For more on what metrics are important for judging the performance of cannabis producers, please see MarketWatch’s Guide to Pot Stocks, which includes profiles of all these companies. Here are when the companies are reporting, and what to watch for when they do.

Aurora Cannabis

Even though Aurora reported earnings from fiscal 2018 just a few weeks ago, the company will show off results from the quarter ended Sept. 30 on Monday before the markets open, with a conference call scheduled for 10:30 a.m. Eastern time.

Expect another update from executives about the Aurora Sky facility in Alberta. Aurora has sunk more than C$150 million into construction so far for the 800,000-square-foot facility that is expected to produce 8,000 kilograms of weed a month beginning in 2019. It received a license to sell cannabis from Health Canada in October.
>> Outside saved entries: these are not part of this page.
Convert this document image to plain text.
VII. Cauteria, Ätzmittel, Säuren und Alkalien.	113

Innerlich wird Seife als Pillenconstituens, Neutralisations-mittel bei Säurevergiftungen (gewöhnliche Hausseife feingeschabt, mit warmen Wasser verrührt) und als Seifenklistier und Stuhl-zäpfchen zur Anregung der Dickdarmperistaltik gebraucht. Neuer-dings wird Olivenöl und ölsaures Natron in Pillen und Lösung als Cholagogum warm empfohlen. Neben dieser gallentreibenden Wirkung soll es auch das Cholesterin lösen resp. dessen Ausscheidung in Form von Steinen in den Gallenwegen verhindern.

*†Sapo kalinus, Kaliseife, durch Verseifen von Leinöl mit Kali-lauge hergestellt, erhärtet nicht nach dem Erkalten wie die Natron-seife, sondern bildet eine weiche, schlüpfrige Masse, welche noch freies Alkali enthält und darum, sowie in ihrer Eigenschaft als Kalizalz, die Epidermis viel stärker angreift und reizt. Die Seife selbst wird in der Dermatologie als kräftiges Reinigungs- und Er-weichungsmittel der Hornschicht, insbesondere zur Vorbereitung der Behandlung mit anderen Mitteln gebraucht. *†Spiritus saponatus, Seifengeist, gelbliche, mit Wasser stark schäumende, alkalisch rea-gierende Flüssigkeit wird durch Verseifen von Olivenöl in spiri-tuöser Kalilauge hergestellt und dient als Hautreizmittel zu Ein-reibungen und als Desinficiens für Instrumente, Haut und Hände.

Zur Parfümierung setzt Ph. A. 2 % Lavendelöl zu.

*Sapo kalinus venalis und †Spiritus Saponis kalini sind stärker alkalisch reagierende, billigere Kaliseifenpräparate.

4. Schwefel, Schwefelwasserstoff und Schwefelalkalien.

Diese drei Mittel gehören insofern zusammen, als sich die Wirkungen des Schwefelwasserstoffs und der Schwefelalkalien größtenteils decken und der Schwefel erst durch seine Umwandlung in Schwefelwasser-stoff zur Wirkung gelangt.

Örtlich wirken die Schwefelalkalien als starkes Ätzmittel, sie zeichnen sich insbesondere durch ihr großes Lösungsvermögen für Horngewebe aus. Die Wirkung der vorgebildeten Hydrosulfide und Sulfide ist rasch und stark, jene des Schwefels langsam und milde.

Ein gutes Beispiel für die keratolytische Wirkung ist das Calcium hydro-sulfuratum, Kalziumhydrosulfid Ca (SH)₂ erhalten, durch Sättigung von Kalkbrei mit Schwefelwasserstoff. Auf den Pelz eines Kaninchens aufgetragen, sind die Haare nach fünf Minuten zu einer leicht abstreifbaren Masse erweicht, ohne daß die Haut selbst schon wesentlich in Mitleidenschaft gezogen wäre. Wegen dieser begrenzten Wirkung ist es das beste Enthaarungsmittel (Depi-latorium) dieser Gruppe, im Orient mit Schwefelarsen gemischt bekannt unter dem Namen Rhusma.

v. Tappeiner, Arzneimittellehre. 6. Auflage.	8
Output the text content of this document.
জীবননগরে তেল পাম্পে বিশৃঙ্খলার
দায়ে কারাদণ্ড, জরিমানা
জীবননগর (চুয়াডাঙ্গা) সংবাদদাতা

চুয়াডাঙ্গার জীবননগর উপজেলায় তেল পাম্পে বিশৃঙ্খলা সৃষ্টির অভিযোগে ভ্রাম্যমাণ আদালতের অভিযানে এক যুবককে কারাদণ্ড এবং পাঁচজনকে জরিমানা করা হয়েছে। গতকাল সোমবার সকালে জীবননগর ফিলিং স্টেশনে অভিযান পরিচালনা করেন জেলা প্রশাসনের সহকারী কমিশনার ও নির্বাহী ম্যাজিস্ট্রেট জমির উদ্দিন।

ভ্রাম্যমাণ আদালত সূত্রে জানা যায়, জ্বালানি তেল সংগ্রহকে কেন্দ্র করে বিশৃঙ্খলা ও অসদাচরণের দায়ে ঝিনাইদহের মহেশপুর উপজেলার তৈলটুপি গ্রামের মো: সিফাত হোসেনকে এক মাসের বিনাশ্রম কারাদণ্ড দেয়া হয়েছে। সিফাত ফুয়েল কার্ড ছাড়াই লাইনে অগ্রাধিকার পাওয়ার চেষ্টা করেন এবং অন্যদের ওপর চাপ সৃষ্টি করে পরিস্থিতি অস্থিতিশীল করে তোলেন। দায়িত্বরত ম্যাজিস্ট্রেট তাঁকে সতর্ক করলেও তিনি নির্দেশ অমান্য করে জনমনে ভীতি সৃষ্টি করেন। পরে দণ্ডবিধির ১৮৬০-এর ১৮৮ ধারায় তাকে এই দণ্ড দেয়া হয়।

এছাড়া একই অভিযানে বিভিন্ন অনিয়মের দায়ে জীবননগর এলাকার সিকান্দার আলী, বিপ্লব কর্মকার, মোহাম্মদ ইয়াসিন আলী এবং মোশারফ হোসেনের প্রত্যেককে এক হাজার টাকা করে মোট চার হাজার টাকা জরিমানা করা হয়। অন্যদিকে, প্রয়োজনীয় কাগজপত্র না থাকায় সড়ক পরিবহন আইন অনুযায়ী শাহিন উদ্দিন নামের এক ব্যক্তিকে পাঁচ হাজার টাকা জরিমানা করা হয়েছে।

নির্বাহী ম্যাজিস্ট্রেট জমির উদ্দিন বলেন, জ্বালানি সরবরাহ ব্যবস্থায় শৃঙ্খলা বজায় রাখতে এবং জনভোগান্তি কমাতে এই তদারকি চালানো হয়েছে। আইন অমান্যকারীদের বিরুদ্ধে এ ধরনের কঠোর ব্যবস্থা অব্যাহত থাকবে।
Beyond its construction activities, it will also be worth keeping a close watch on Aurora’s investments. Last quarter, the company’s stake in The Green Organic Dutchman Holdings Ltd. TGODF, -4.20% TGOD, -3.52%  , for example, brought in more profit on paper than its cannabis operations. Aurora has since sold a portion of its shares but has made other investments, such as buying a C$20 million stake in Choom Holdings Inc. CHOOF, -4.42%  , a Canada-based pot retailer, with an option of acquiring 40% of the company at a later date.

Cronos Group

Cronos has two brands for recreational consumption available in Canada called Spinach and Clove. As of the end of October, the company’s dried flower products were sold out in Ontario, but available in British Columbia. According to GMP Securities analyst Martin Landry, Cronos shipped about 100 kilograms of pot for the recreational market in September — a low number in part because of tax stamp shortages.

When Cronos reports earnings Tuesday before the market opens, with a conference call at 8:30 a.m. Eastern time, watch for updates on Building 4, the company’s 280,000-square-foot facility in Ontario. It has received licensing but may not have begun harvesting until November, according to Landry.

Cronos inked a partnership with a U.S.-based company, Ginkgo Bioworks Inc., in September, a deal that furthers the company’s goal to advance its knowledge of cannabinoids, the compounds in a marijuana plant that produces effects in users, psychoactive or otherwise. Tuesday’s earnings will be the first quarterly check in following the deal.

Tilray

In early October, Tilray announced the closing of an additional $435 million of net financing, which is on top of the $163 million in net cash it received from its initial public offering earlier this year. While it is far from the $4 billion that rival Canopy Growth has in its war chest, Tilray Chief Executive Brendan Kennedy told MarketWatch in October that the company plans to use the proceeds to continue growing the company.

“We will continue to expand our footprint in Canada, we’re continuing to invest in Portugal — we’re going to continue to expand our capacity inside the European Union, for the EU,” Kennedy said. “We’re constantly evaluating [merger and acquisition] opportunities in Canada and around the world.”

Unlike some of its competitors, Tilray offered provincial buyers a range of 200 different products and many brands to choose from, so any commentary around what is and is not successful will be closely watched. It’s also worth keeping an eye out on whatever product the company shipped in September.

Tilray will report Tuesday after the market closes, with a conference call scheduled for 4:30 p.m. Eastern time.

Canopy Growth

Canopy is one of the few large weed companies with a retail footprint, operating in several provinces under the Tweed brand, so executives may have greater insight into how recreational pot is faring so far — though it only has seven locations scattered across the country. As Canopy’s weed production is among the highest of its peers and it has signed supply agreements with every province, investors should watch its commentary and guidance for the December and March quarter closes.

Canopy Chief Executive Bruce Linton told MarketWatch in October that each transport truck full of pot the company ships is worth about C$3 million, so it’s no wonder Canopy announced a deal Thursday with Brinks Corp. BCO, +0.06%  to provide security for the company’s domestic and international operations.